Finding eigenvalues of a 3x3 matrix

[hahaha158]

Homework Statement

Find the eigenvalues

| 1 2 -1|
| -5 7 -5 |
| -9 8 -7|

Homework Equations

The Attempt at a Solution

I know that i need to add a -λ to every term in the trace so my matrix becomes

| 1-λ 2 -1|
| -5 7-λ -5|
| -9 8 -7-λ|

Then i need to take the determinant and find the values of λ when det=0

However i tried to do this without doing any shortcuts and ended up with an equation in terms of λ^3,λ^2,λ, and constants.

I am not sure how i can solve this, and i feel like there should be a shorter way to simplify the matrix at the start to make taking the determinant easier, but I'm not sure since there are no 0's i can use to simplify the determinant. Can anyone please help?

Thanks

 

[jbunniii]

The Attempt at a Solution

I know that i need to add a -λ to every term in the trace so my matrix becomes

| 1-λ 2 -1|
| -5 7-λ -5|
| -9 8 -7-λ|

Then i need to take the determinant and find the values of λ when det=0

However i tried to do this without doing any shortcuts and ended up with an equation in terms of λ^3,λ^2,λ, and constants.

I am not sure how i can solve this, and i feel like there should be a shorter way to simplify the matrix at the start to make taking the determinant easier, but I'm not sure since there are no 0's i can use to simplify the determinant.

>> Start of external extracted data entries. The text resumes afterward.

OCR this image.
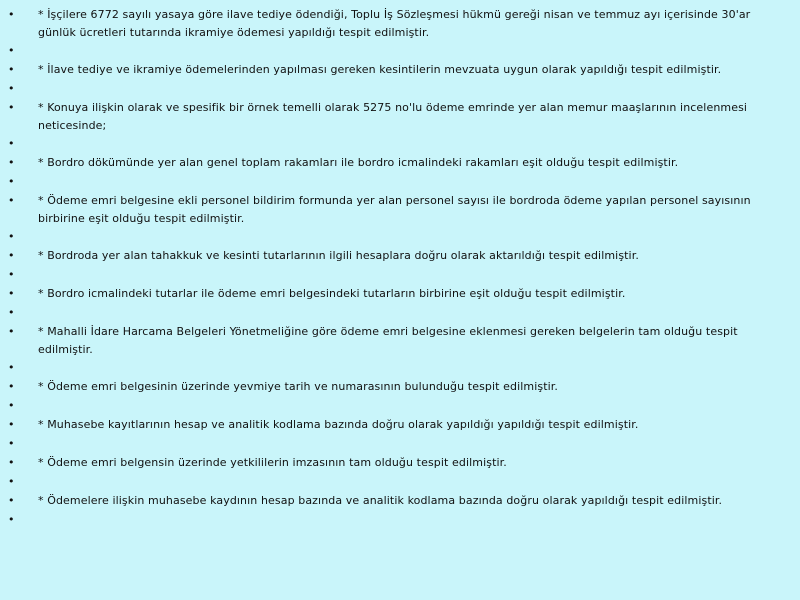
•	* İşçilere 6772 sayılı yasaya göre ilave tediye ödendiği, Toplu İş Sözleşmesi hükmü gereği nisan ve temmuz ayı içerisinde 30'ar günlük ücretleri tutarında ikramiye ödemesi yapıldığı tespit edilmiştir.
•
•	* İlave tediye ve ikramiye ödemelerinden yapılması gereken kesintilerin mevzuata uygun olarak yapıldığı tespit edilmiştir.
•
•	* Konuya ilişkin olarak ve spesifik bir örnek temelli olarak 5275 no'lu ödeme emrinde yer alan memur maaşlarının incelenmesi neticesinde;
•
•	* Bordro dökümünde yer alan genel toplam rakamları ile bordro icmalindeki rakamları eşit olduğu tespit edilmiştir.
•
•	* Ödeme emri belgesine ekli personel bildirim formunda yer alan personel sayısı ile bordroda ödeme yapılan personel sayısının birbirine eşit olduğu tespit edilmiştir.
•
•	* Bordroda yer alan tahakkuk ve kesinti tutarlarının ilgili hesaplara doğru olarak aktarıldığı tespit edilmiştir.
•
•	* Bordro icmalindeki tutarlar ile ödeme emri belgesindeki tutarların birbirine eşit olduğu tespit edilmiştir.
•
•	* Mahalli İdare Harcama Belgeleri Yönetmeliğine göre ödeme emri belgesine eklenmesi gereken belgelerin tam olduğu tespit edilmiştir.
•
•	* Ödeme emri belgesinin üzerinde yevmiye tarih ve numarasının bulunduğu tespit edilmiştir.
•
•	* Muhasebe kayıtlarının hesap ve analitik kodlama bazında doğru olarak yapıldığı yapıldığı tespit edilmiştir.
•
•	* Ödeme emri belgensin üzerinde yetkililerin imzasının tam olduğu tespit edilmiştir.
•
•	* Ödemelere ilişkin muhasebe kaydının hesap bazında ve analitik kodlama bazında doğru olarak yapıldığı tespit edilmiştir.
•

Can anyone please help?

Unfortunately there's no shortcut in general. The characteristic polynomial of an $n \times n$ matrix is $n$th order, so for $n = 3$, you have to solve a cubic equation. There are formulas for the roots of a cubic or quartic ($n = 4$) equation, but they are nasty. (It's even worse if $n \geq 5$: such equations are generally not solvable by radicals!) However, if some of the eigenvalues happen to be rational, you are in luck. Try using the rational root theorem to check whether this is the case.

 

[hahaha158]

Unfortunately there's no shortcut in general. The characteristic polynomial of an $n \times n$ matrix is $n$th order, so for $n = 3$, you have to solve a cubic equation. There are formulas for the roots of a cubic or quartic ($n = 4$) equation, but they are nasty. (It's even worse if $n \geq 5$: such equations are generally not solvable by radicals!) However, if some of the eigenvalues happen to be rational, you are in luck. Try using the rational root theorem to check whether this is the case.

i tried doing it the long way and ended up with the equation

-λ^3+λ^2+8λ-12=0

I tried with wolfram and it told me that this gives me the roots -3 and 2, which are correct. However i am not sure how to solve this equation, do you think you could explain?

 

[jbunniii]

i tried doing it the long way and ended up with the equation

-λ^3+λ^2+8λ-12=0

I tried with wolfram and it told me that this gives me the roots -3 and 2, which are correct. However i am not sure how to solve this equation, do you think you could explain?

Yes, try the rational root theorem as I suggested. Your equation is
$$-\lambda^3 + \lambda^2 + 8\lambda - 12 = 0$$
The coefficients are all integers, so the rational root theorem applies. If this polynomial has a rational root, i.e., the equation has a solution of the form $m/n$ where $m$ and $n$ are integers, then $m$ must be a divisor of $-12$, and $n$ must be a divisor of $-1$. Therefore, the following are the only possibilities: $n = \pm 1$, $m = \pm 1, \pm 2, \pm 3, \pm 4, \pm 6, \pm 12$. In other words, the only possible rational roots are $\pm 1, \pm 2, \pm 3, \pm 4, \pm 6, \pm 12$. Now just plug in each of these and see if it is a root.

In this case we get lucky and find that $-3$ and $2$ are roots. But every cubic polynomial has three roots (counting repetitions), so we need to make sure there are no others. To do this, note that $\lambda + 3$ and $\lambda - 2$ must be factors of $-\lambda^3 + \lambda^2 + 8\lambda - 12$, so using polynomial division if necessary, we can find the third factor:
$$-\lambda^3 + \lambda^2 + 8\lambda - 12 = -(\lambda+3)(\lambda-2)(\lambda-2)$$
which shows that $\lambda = -3$ and $\lambda = 2$ are the only solutions, with the latter being a repeated root.